Но ждать пришлось недолго. Звякнуло кольцо в калитке, ворота загудели, поднялся крик.
— Заройся глубже, — шепнул Денисенко.
В сенях что-то повалилось на пол, с треском, наотмашь распахнулась дверь, Павел и Петр Гуляевы, с фонарями в руках, ворвались в горницу.
— Денисенко, хромой дьявол! — вопил Петр. — Куда девал отца? Слезай с печи, воровская кровь!
Павел ухватил Денисенку за ногу.
— Убью, цыганская душа! — кричал Петр.
Денисенко сорвался с печи, припал на лавку.
— С нами крестная сила, господи, царица небесная, пресвятая, пречистая мати-дева, Мыкола милосивый, угодник, мученики, господи сил, преславный, преблагий…
— Убью, черт! Куда запрятал старика? Говори!
Петр размахивал фонарем перед носом Денисенки.
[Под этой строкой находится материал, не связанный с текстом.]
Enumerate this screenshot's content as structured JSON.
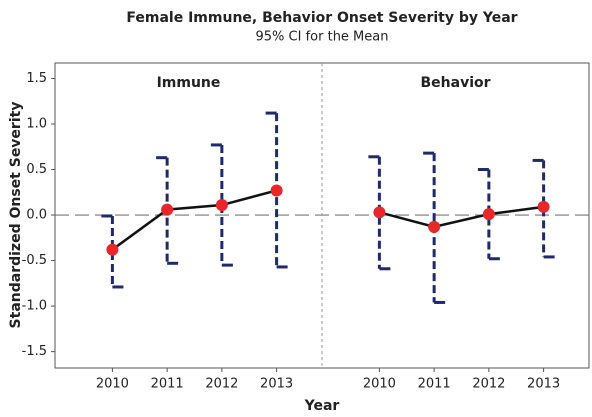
{
  "chart_data": {
    "type": "interval",
    "title": "Female Immune, Behavior Onset Severity by Year",
    "subtitle": "95% CI for the Mean",
    "x_label": "Year",
    "y_label": "Standardized Onset Severity",
    "ylim": [
      -1.68,
      1.67
    ],
    "yticks": [
      1.5,
      {
        "value": 1.0,
        "label": "1.0"
      },
      0.5,
      {
        "value": 0,
        "label": "0.0"
      },
      -0.5,
      {
        "value": -1.0,
        "label": "-1.0"
      },
      -1.5
    ],
    "reference_line": 0,
    "mean_color": "#e8272a",
    "interval_color": "#1f2a6b",
    "line_color": "#111111",
    "panels": [
      {
        "name": "Immune",
        "categories": [
          "2010",
          "2011",
          "2012",
          "2013"
        ],
        "values": [
          -0.38,
          0.06,
          0.11,
          0.27
        ],
        "lower": [
          -0.79,
          -0.53,
          -0.55,
          -0.57
        ],
        "upper": [
          -0.01,
          0.63,
          0.77,
          1.12
        ]
      },
      {
        "name": "Behavior",
        "categories": [
          "2010",
          "2011",
          "2012",
          "2013"
        ],
        "values": [
          0.03,
          -0.13,
          0.01,
          0.09
        ],
        "lower": [
          -0.59,
          -0.96,
          -0.48,
          -0.46
        ],
        "upper": [
          0.64,
          0.68,
          0.5,
          0.6
        ]
      }
    ]
  }
}
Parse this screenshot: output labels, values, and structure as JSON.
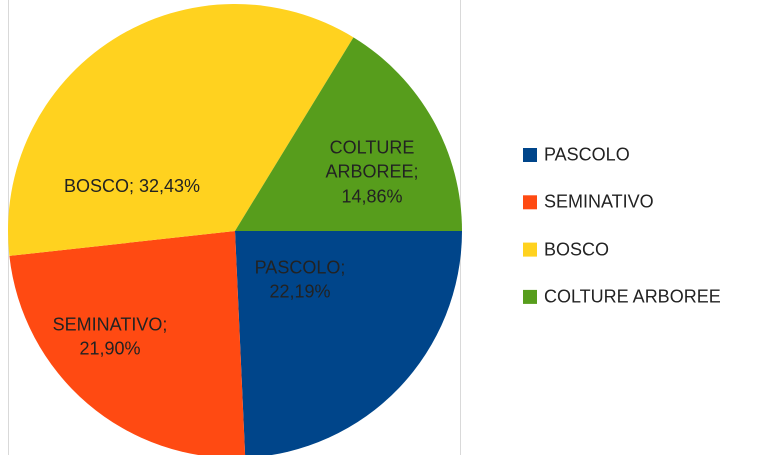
{
  "chart_data": {
    "type": "pie",
    "categories": [
      "PASCOLO",
      "SEMINATIVO",
      "BOSCO",
      "COLTURE ARBOREE"
    ],
    "values": [
      22.19,
      21.9,
      32.43,
      14.86
    ],
    "value_labels": [
      "PASCOLO; 22,19%",
      "SEMINATIVO; 21,90%",
      "BOSCO; 32,43%",
      "COLTURE ARBOREE; 14,86%"
    ],
    "colors": [
      "#00458a",
      "#ff4a12",
      "#ffd21f",
      "#579d1c"
    ],
    "legend": "right"
  }
}
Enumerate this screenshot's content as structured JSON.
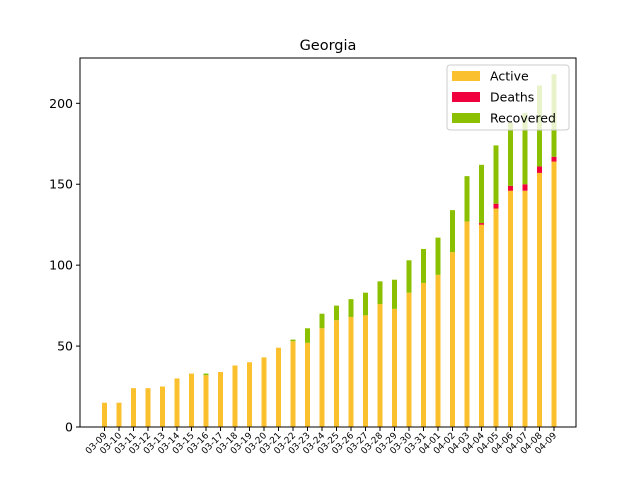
{
  "chart_data": {
    "type": "bar",
    "stacked": true,
    "title": "Georgia",
    "xlabel": "",
    "ylabel": "",
    "ylim": [
      0,
      228
    ],
    "yticks": [
      0,
      50,
      100,
      150,
      200
    ],
    "legend_position": "top-right",
    "grid": false,
    "categories": [
      "03-09",
      "03-10",
      "03-11",
      "03-12",
      "03-13",
      "03-14",
      "03-15",
      "03-16",
      "03-17",
      "03-18",
      "03-19",
      "03-20",
      "03-21",
      "03-22",
      "03-23",
      "03-24",
      "03-25",
      "03-26",
      "03-27",
      "03-28",
      "03-29",
      "03-30",
      "03-31",
      "04-01",
      "04-02",
      "04-03",
      "04-04",
      "04-05",
      "04-06",
      "04-07",
      "04-08",
      "04-09"
    ],
    "series": [
      {
        "name": "Active",
        "color": "#fbc02d",
        "values": [
          15,
          15,
          24,
          24,
          25,
          30,
          33,
          32,
          34,
          38,
          40,
          43,
          49,
          53,
          52,
          61,
          66,
          68,
          69,
          76,
          73,
          83,
          89,
          94,
          108,
          127,
          125,
          135,
          146,
          146,
          157,
          164
        ]
      },
      {
        "name": "Deaths",
        "color": "#f0003c",
        "values": [
          0,
          0,
          0,
          0,
          0,
          0,
          0,
          0,
          0,
          0,
          0,
          0,
          0,
          0,
          0,
          0,
          0,
          0,
          0,
          0,
          0,
          0,
          0,
          0,
          0,
          0,
          1,
          3,
          3,
          4,
          4,
          3
        ]
      },
      {
        "name": "Recovered",
        "color": "#8bc000",
        "values": [
          0,
          0,
          0,
          0,
          0,
          0,
          0,
          1,
          0,
          0,
          0,
          0,
          0,
          1,
          9,
          9,
          9,
          11,
          14,
          14,
          18,
          20,
          21,
          23,
          26,
          28,
          36,
          36,
          39,
          44,
          50,
          51
        ]
      }
    ]
  }
}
Денисенко трясся, лопотал:
— Апостолы, евангелисты, преподобные, блаженные…
Ямщики, заспанные, всклокоченные, налезали в комнату, толпились в дверях.
Павел дернул Денисенку за плечо, приподнял его, поставил на ноги.
— Шо таке? — опомнился Денисенко. — Це ж Петро Мироныч! Це ж Павло Мироныч! Господи!
— Отвечай, где отец?
— Мирон Лукич? — испугался Денисенко.
— Прикидывайся! — орал Петр. — Убью! Отвечай, зачем выкрал отца через окошко?
— Мирона Лукича? — вскрикнул отчаянно Денисенко.
Он схватился за голову. Глаза его ужасно раскрылись.
Вдруг он отвел рукой обступивших его людей и ковыльнул на два шага вперед.
— Перед честным животворящим крестом господним, — проговорил он замогильно, — и перед всем народом, — обернулся к ямщикам, — присягаю трижды: непричастен, непричастен, непричастен!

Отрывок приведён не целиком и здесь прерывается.